Highly Automated Supply Chain
With 1,750 stores distributed throughout the U.S., Canada and Mexico, Lowe’s is currently the second-largest home-improvement retailer in the world. With a wide product offering ranging from home decorating, to maintenance and repair, the firm mainly targets do-it-yourself enthusiasts. The firm recently reported sales amounting to $15.7, accumulating an annual growth rate of 10.3%. Investment guru Lee Ainslie of Maverick Capital was surely glad to hear the news, as he is a Lowe’s bull with a very large position in the firm.
This home-improvement retailer operates with a scale that allows it to command strong purchasing power. The low-cost position the firm achieves through its scale, gives Lowe’s a competitive advantage over rivals. In addition to purchasing power, Lowe’s logistics system allows for purchase orders to be made at a discount, which it translates to a low-cost edge. In order to gain this advantage, full truckload shipping must be ensured. Hence, the firm has put in place a highly automated supply chain wherein vendors, distribution centers, and stores are all part of a single IT platform.
That IT platform, which drives operational efficiency, is what sets the company apart from Home Depot, its largest rival. Since the firm’s strength resides in its regional distribution network, the IT platform is crucial to ensuring full truckload shipping and efficiency in the supply chain. The $300 million the company invests in IT maintenance and improvement is well justified, as it gives the home-improvement retailer a wide economic moat. Also, this is an advantage Lowe’s wants to keep over rival Home Depot, which is already following in its footsteps.
One of the downsides of Lowe’s is its price. Currently trading at 24.1 times its trailing earnings, the firm has a price premium of 23.3% relative to the industry average. As share value has been rising steadily over the past year, the time for entry seems to have passed. Also, while the domestic store base matures and new store growth ceases to be an option, increasing pressure from competitors is expected to put a strain on returns of invested capital. Despite this risk and the price premium at which the company is trading, I feel bullish regarding Lowe’s future.

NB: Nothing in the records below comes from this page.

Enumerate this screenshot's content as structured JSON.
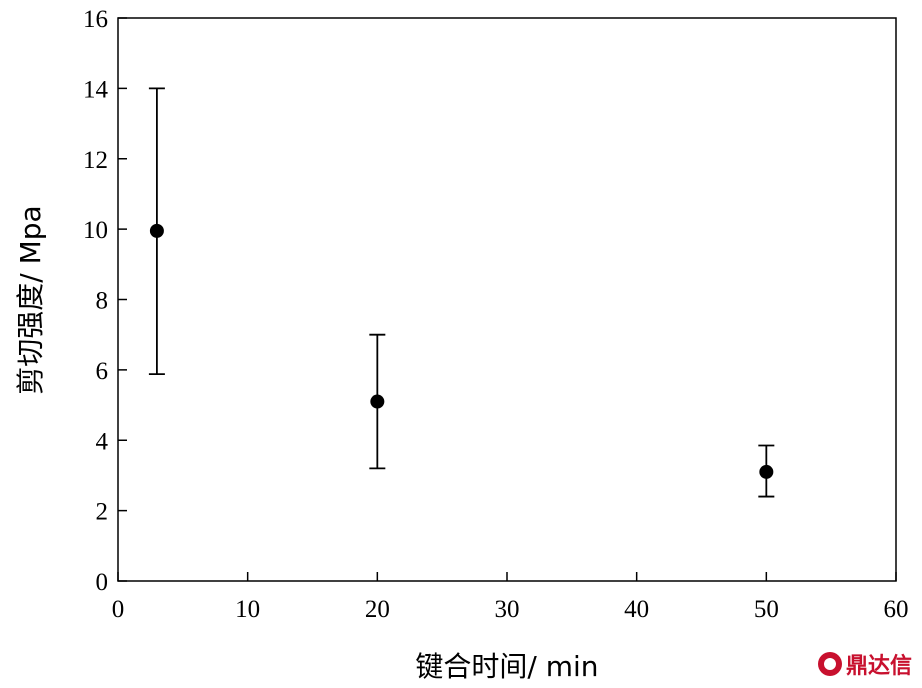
{
  "chart_data": {
    "type": "scatter",
    "xlabel": "键合时间/ min",
    "ylabel": "剪切强度/ Mpa",
    "xlim": [
      0,
      60
    ],
    "ylim": [
      0,
      16
    ],
    "xticks": [
      0,
      10,
      20,
      30,
      40,
      50,
      60
    ],
    "yticks": [
      0,
      2,
      4,
      6,
      8,
      10,
      12,
      14,
      16
    ],
    "grid": false,
    "points": [
      {
        "x": 3,
        "y": 9.95,
        "err_low": 5.88,
        "err_high": 14.0
      },
      {
        "x": 20,
        "y": 5.1,
        "err_low": 3.2,
        "err_high": 7.0
      },
      {
        "x": 50,
        "y": 3.1,
        "err_low": 2.4,
        "err_high": 3.85
      }
    ],
    "marker_color": "#000000"
  },
  "watermark": {
    "text": "鼎达信",
    "color": "#c8102e"
  }
}
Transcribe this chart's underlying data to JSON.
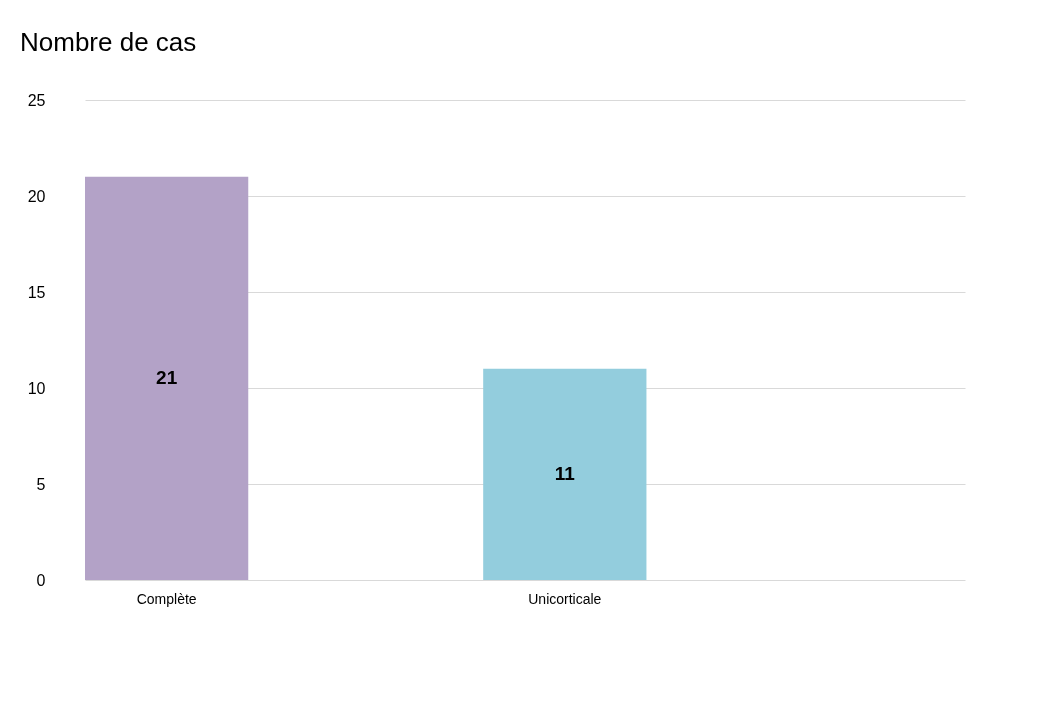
{
  "chart_data": {
    "type": "bar",
    "title": "Nombre de cas",
    "categories": [
      "Complète",
      "Unicorticale"
    ],
    "values": [
      21,
      11
    ],
    "colors": [
      "#b3a2c7",
      "#93cddd"
    ],
    "ylim": [
      0,
      25
    ],
    "yticks": [
      0,
      5,
      10,
      15,
      20,
      25
    ],
    "grid": "y",
    "data_labels": true
  }
}
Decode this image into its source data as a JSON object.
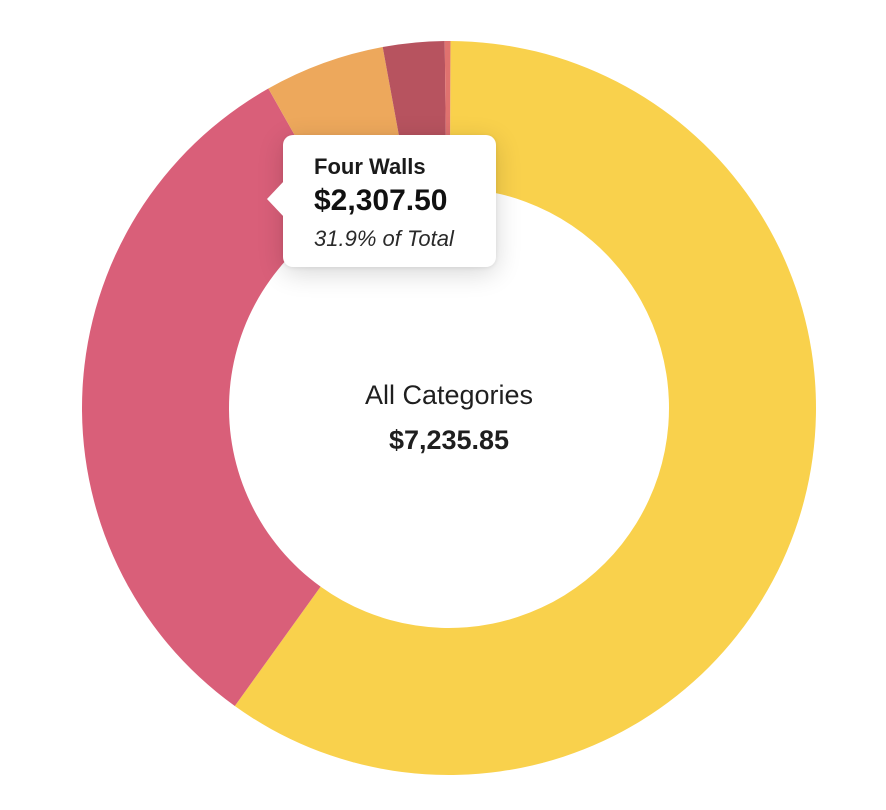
{
  "chart_data": {
    "type": "pie",
    "center_label": "All Categories",
    "total": "$7,235.85",
    "slices": [
      {
        "value": 4331.02,
        "color": "#F9D14C"
      },
      {
        "value": 2307.5,
        "color": "#D95F79"
      },
      {
        "value": 383.5,
        "color": "#EDA85C"
      },
      {
        "value": 195.8,
        "color": "#B7535F"
      },
      {
        "value": 18.03,
        "color": "#E0726F"
      }
    ]
  },
  "tooltip": {
    "name": "Four Walls",
    "value": "$2,307.50",
    "percent": "31.9% of Total"
  }
}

Despite being the world’s largest home-improvement retailer, with annual revenue surpassing the $78 billion mark, Home Depot has been facing challenges as of late. In order to counteract the unfavorable economic environment of the past years, the company has focused on updating its distribution network. Lowe’s already has a highly automated supply chain and placed a large emphasis on new store openings, but Home Depot seeks to improve its current stores' productivity.
Some of the upgrades the firm has introduced include self-service checkout machines and online shopping websites. Through these mechanisms, the company is looking to reduce customers waiting time and reduce staff, while increasing their product offerings. In addition, Home Depot has targeted one of Lowe’s competitive advantages by restructuring its supply chain and improving its information technology infrastructure. The firm has already reaped some early benefits from its reworked supply chain, especially in terms of additional merchandising capabilities. The introduction of new technology is expected to provide additional flexibility in inventory and sales at the store level, thus improving profitability. By switching to a regional distribution network, such as the one operated by Lowe’s, Home Depot seeks to take advantage of its tremendous economies of scale.
Despite the rosy outlook of the company’s restructuring, the IT and supply chain improvements are still underway and thus face risks. Poor implementation and setbacks could seriously harm the firm’s profitability. Also, Jean-Marie Eveillard of First Eagle Investment Management and John Burbank of Passport Capital have recently sold their entire stake in the firm. The bearish feeling of these two investment gurus towards Home Depot does not inspire confidence in the company’s future growth potential. Since the home-improvement retailer is currently trading at 22.1 times its trailing earnings, those seeking to invest must face a 19.5% price premium relative to the industry average. I think Home Depot will fare well in coming years, especially if the restructuring efforts are successful.
As the U.S. economy rebounds and home-improvement sales rise, Lowe’s and Home Depot are both set to see their revenue increase. However, Home Depot seems to be trailing behind Lowe’s in terms of supply chain automation and IT infrastructure. As new store growth slows down, this competitive advantage could be highly beneficial for Lowe’s. Although both firms have strong financial positions and good future outlooks, I tend to follow investment gurus’ transactions and thus feel more bullish towards Lowe’s. Nevertheless, I think there is yet enough room for both companies to grow and increase their market shares without suffering the effects of fierce and direct competition.
Disclosure: Patricio Kehoe holds no position in any of the mentioned stocks.